The databricks notebook failed yesterday due to timestamp format issue.
error:
"SparkUpgradeException: You may get a different result due to the upgrading of Spark 3.0: Fail to parse '2022-08-10 00:00:14.2760000' in the new parser. You can set spark.sql.legacy.timeParserPolicy to LEGACY to restore the behavior before Spark 3.0, or set to CORRECTED and treat it as an invalid datetime string.
"
The notebook has been running fine before. e.g. we have "2022-08-07T23:59:57.9740000" kind of timestamp values in the ts column.
We are using explicit timestampformat 'yyyy-MM-dd HH:mm:ss.SSS' when rreading the csv files.
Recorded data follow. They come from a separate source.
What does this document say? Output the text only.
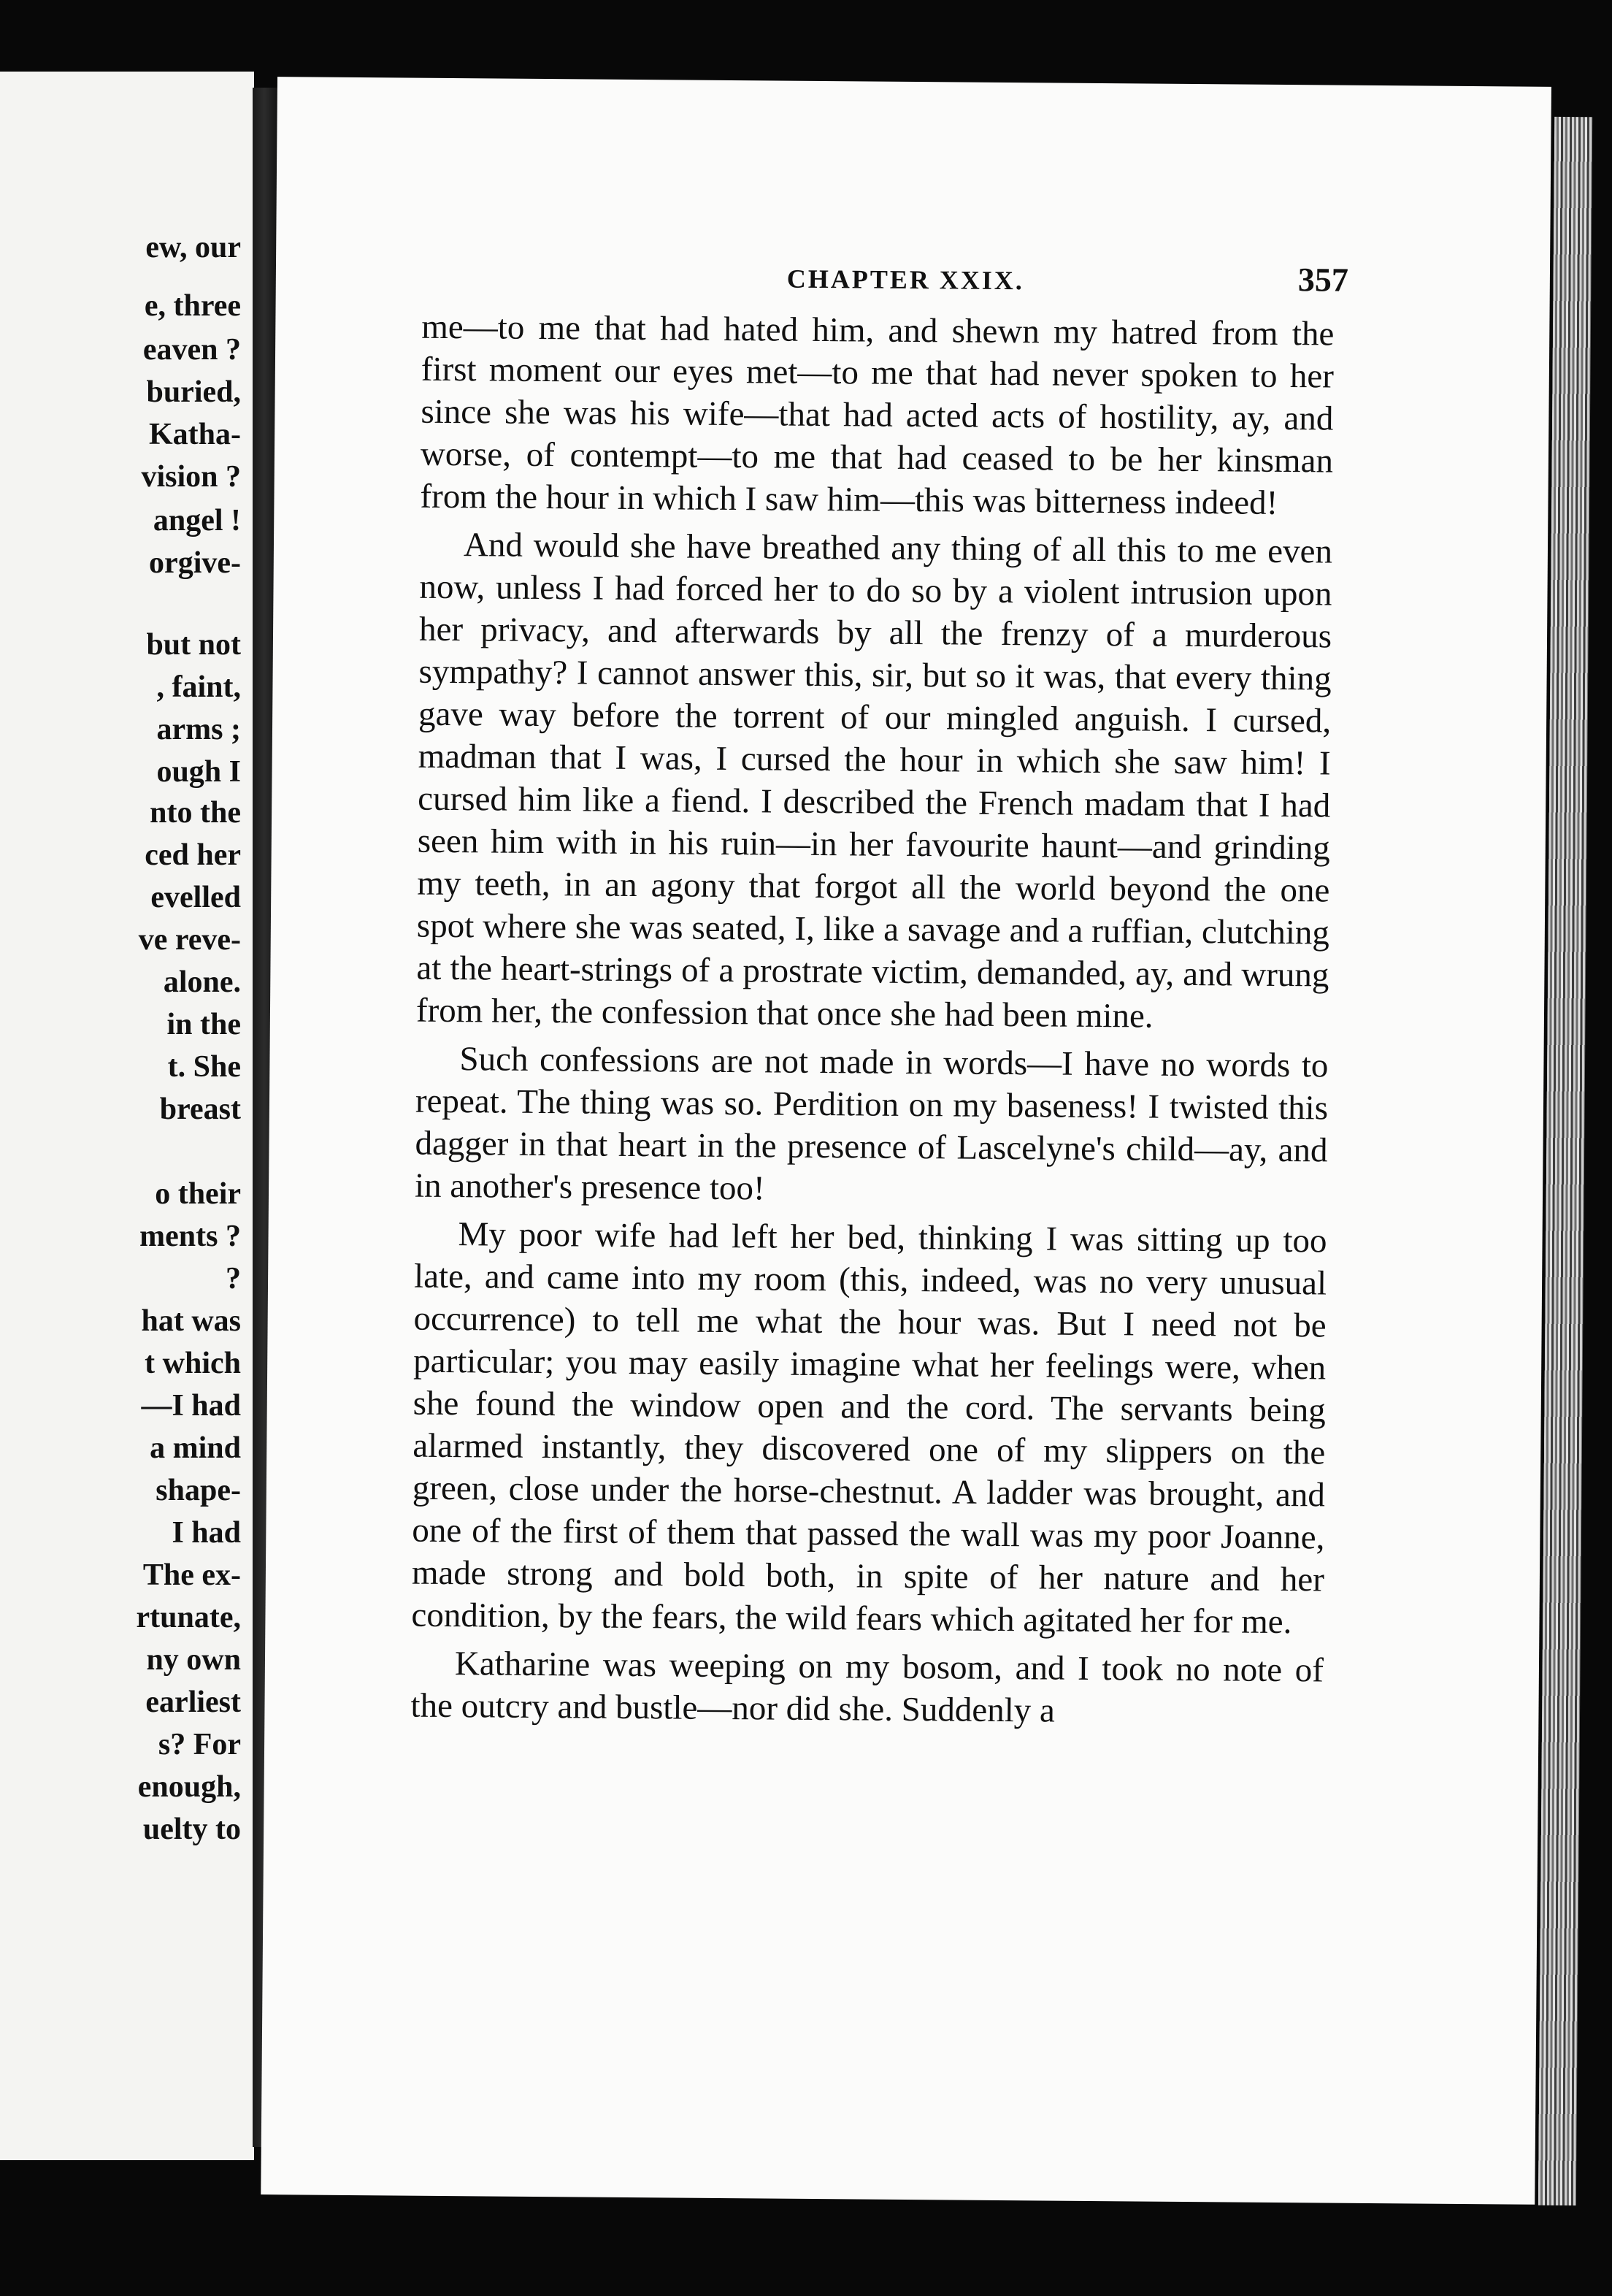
ew, our
e, three
eaven ?
buried,
Katha-
vision ?
angel !
orgive-
but not
, faint,
arms ;
ough I
nto the
ced her
evelled
ve reve-
alone.
in the
t. She
breast
o their
ments ?
?
hat was
t which
—I had
a mind
shape-
I had
The ex-
rtunate,
ny own
earliest
s? For
enough,
uelty to
CHAPTER XXIX.	357

me—to me that had hated him, and shewn my hatred from the first moment our eyes met—to me that had never spoken to her since she was his wife—that had acted acts of hostility, ay, and worse, of contempt—to me that had ceased to be her kinsman from the hour in which I saw him—this was bitterness indeed!

And would she have breathed any thing of all this to me even now, unless I had forced her to do so by a violent intrusion upon her privacy, and afterwards by all the frenzy of a murderous sympathy? I cannot answer this, sir, but so it was, that every thing gave way before the torrent of our mingled anguish. I cursed, madman that I was, I cursed the hour in which she saw him! I cursed him like a fiend. I described the French madam that I had seen him with in his ruin—in her favourite haunt—and grinding my teeth, in an agony that forgot all the world beyond the one spot where she was seated, I, like a savage and a ruffian, clutching at the heart-strings of a prostrate victim, demanded, ay, and wrung from her, the confession that once she had been mine.

Such confessions are not made in words—I have no words to repeat. The thing was so. Perdition on my baseness! I twisted this dagger in that heart in the presence of Lascelyne's child—ay, and in another's presence too!

My poor wife had left her bed, thinking I was sitting up too late, and came into my room (this, indeed, was no very unusual occurrence) to tell me what the hour was. But I need not be particular; you may easily imagine what her feelings were, when she found the window open and the cord. The servants being alarmed instantly, they discovered one of my slippers on the green, close under the horse-chestnut. A ladder was brought, and one of the first of them that passed the wall was my poor Joanne, made strong and bold both, in spite of her nature and her condition, by the fears, the wild fears which agitated her for me.

Katharine was weeping on my bosom, and I took no note of the outcry and bustle—nor did she. Suddenly a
However, we started getting null in the timestamp values as the values could not be converted.
So i changed the format to 'yyyy-MM-dd HH:mm:ss.SSSSSSS' and it worked for one of the objects. But the issue remains for another object.
However,
When i completely removed the timestampFormat option it worked for this last object.
I am wondering what changed on the databricks cluster that it started failing. The timestamp values in the files are in the same format as before.
Here is the function without the timestampFormat option that works.
def ReadRawCSV(filesToProcess,header,delimiter,schema_struct):
delta_df = spark.read.options(header=header,delimiter=delimiter).schema(schema_struct).csv(filesToProcess)
return delta_df